In Line 11, the poem turns from pleasant, welcoming memories to the memory of people disappearing: men “stolen from their beds at night” (Line 12). Here, the poem dramatically pivots from an idyllic memory to a dark, nightmarish truth: People were forcefully taken from their homes. When the speaker says, “Let us not say the word / disappeared” (Lines 13-14), the poem breaks in form. The offset word, “disappeared” (Line 14), is italicized and stands alone on the line. The word resembles those who were taken, how alone they must have felt, stolen from their beds in the middle of the night, removed from their homes and families.

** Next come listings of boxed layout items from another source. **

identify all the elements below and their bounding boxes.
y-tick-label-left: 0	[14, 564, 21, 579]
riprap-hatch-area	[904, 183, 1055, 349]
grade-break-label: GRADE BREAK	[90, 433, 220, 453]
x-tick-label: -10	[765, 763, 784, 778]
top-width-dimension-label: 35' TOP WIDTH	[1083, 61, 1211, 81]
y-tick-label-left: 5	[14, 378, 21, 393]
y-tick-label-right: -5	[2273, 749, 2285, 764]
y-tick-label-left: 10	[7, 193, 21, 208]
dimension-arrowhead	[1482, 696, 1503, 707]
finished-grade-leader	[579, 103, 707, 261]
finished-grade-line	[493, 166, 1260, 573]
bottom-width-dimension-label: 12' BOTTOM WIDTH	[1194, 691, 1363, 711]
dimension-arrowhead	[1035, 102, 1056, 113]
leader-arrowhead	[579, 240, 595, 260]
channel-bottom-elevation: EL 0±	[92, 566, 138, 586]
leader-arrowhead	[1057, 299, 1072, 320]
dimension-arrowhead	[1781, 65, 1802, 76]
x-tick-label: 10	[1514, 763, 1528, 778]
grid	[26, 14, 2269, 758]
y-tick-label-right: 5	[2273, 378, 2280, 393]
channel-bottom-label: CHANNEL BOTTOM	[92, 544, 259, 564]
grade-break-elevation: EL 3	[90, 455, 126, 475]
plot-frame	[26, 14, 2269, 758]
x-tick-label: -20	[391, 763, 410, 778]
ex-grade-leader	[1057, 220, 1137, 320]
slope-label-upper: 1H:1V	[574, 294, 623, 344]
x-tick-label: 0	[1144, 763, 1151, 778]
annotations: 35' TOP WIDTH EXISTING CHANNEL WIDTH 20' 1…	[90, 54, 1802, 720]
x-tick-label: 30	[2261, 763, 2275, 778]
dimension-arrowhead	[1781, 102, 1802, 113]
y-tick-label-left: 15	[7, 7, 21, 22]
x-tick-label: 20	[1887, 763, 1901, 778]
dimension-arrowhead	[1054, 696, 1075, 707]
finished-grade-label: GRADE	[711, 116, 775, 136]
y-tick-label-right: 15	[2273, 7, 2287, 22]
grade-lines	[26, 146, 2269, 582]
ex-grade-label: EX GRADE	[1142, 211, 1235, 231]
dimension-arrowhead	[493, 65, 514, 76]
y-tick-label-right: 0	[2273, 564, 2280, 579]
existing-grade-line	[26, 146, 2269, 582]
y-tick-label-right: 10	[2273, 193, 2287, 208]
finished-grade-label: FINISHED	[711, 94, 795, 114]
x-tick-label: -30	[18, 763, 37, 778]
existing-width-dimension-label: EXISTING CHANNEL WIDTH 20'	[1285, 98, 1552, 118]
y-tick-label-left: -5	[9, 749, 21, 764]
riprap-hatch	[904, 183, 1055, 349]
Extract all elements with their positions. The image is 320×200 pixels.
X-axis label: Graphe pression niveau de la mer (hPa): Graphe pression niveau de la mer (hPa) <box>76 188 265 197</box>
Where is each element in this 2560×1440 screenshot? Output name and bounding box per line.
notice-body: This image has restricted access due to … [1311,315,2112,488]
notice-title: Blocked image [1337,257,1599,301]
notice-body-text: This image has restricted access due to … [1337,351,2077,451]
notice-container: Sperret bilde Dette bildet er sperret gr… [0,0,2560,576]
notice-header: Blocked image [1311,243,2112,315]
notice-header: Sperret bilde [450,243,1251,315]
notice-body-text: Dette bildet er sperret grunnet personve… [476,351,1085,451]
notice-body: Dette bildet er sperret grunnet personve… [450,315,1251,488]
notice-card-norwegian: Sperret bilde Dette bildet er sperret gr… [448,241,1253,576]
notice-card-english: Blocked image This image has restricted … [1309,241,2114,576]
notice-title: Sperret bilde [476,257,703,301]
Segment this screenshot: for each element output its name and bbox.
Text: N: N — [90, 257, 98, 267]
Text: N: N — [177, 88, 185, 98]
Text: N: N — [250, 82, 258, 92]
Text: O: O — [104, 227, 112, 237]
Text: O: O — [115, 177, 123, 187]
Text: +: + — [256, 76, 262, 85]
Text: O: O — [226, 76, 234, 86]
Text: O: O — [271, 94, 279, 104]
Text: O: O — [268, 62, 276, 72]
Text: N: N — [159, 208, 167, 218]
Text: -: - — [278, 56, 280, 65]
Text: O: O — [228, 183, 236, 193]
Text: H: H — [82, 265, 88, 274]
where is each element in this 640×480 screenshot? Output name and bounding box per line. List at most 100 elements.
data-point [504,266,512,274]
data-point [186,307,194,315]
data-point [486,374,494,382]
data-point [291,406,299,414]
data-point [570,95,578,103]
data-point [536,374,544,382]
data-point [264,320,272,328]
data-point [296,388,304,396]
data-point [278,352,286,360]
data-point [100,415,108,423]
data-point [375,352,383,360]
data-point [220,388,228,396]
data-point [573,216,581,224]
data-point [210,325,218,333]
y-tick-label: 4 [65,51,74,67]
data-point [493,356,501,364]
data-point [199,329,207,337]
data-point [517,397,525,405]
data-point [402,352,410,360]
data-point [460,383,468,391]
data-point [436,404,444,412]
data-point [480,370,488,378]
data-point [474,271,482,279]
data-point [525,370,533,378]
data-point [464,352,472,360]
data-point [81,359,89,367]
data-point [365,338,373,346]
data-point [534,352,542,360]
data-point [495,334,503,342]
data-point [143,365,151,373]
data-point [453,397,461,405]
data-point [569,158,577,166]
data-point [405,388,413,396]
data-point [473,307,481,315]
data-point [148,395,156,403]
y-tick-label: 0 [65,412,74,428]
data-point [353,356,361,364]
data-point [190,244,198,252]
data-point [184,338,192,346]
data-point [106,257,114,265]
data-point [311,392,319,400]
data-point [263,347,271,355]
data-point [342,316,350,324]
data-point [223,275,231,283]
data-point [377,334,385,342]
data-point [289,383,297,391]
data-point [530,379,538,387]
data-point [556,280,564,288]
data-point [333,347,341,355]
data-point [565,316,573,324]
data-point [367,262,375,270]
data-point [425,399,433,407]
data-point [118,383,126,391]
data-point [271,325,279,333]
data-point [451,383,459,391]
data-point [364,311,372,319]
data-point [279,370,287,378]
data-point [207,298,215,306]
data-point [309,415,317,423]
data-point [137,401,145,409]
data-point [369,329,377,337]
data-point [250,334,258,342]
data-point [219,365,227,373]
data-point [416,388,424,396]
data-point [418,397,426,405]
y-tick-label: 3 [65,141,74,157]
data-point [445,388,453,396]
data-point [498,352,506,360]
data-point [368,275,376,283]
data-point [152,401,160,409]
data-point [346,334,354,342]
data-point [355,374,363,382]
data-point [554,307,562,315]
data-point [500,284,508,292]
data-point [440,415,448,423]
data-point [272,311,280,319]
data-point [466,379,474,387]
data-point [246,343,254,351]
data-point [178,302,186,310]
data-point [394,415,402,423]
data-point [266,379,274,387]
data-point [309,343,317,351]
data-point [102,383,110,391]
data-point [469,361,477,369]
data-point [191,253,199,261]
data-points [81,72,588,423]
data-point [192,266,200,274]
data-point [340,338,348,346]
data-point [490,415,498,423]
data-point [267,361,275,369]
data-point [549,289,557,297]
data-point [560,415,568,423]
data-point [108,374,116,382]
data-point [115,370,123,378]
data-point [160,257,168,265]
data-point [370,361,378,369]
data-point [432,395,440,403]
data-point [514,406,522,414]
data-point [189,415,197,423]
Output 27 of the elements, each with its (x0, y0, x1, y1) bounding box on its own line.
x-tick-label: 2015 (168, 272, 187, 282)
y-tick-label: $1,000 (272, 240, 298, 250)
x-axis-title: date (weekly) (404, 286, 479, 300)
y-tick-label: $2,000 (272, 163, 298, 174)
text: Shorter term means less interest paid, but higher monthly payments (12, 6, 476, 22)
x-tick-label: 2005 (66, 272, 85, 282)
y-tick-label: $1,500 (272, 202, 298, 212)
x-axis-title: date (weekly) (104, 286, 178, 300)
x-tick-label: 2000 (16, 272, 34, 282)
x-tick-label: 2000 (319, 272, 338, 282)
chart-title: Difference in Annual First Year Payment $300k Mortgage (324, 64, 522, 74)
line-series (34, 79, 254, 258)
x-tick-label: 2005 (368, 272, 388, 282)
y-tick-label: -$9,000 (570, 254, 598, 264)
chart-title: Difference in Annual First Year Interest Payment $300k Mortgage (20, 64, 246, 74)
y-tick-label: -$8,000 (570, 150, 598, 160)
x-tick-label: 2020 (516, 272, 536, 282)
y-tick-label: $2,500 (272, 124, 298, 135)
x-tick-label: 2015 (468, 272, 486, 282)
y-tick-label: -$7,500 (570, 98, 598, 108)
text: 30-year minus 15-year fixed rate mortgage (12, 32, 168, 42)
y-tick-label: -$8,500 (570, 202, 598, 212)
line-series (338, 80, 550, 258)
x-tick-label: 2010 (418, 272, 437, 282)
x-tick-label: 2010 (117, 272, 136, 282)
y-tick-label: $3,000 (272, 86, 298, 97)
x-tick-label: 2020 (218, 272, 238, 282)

In Line 15, the poem repeats the anaphoric “Let us not” (Line 15), but this time, instead of asking the audience not to speak, the speaker asks the audience not to remember. What follows is a single sensory detail (“the first smell of rain,” [Line 15]). Then, the speaker changes course and asks the audience to speak: “Let us speak of our lives now,” (Line 16). But they don’t ask the audience to speak of the past; instead, they ask the audience to speak of their life now. Following this command is a waterfall of details of what it means to live in a different world—a world away from the speaker’s homeland, a world of the immigrant. The speaker asks the audience to turn away from where they once lived, from the “war and abandonment” (Line 22), and to not “burden” (Line 21) those in the new country with harrowing, death-filled stories of the past.

The poem makes the argument that once in the new country (presumably America or a country in the West), the country from which the speaker (and other immigrants) came should fall away. Speaking of and thinking about the past cannot change anything, nor bring back the dead. The new country is a way forward for “grandchildren” (Line 28) and a way beyond the war and death of the country they left.

In Line 32, the poem returns to its opening, remembering the same, happy memories of the coffee beans, the white laundry, and houses. The poem leaps into simile and lyricism as the speaker describes floating a pleasant memory “like a paper boat down a river” (Line 36). This releasing of the memory is a celebration of it. In the final line, the memory—rather than floating down the river and becoming lost—whispers its story to all of nature. The immigrant’s story (the immigrant's past) eternally lives in the world. Their story, like the wind, is everywhere. Likewise, the immigrants’ past is always with them, regardless whether they’ve left their country.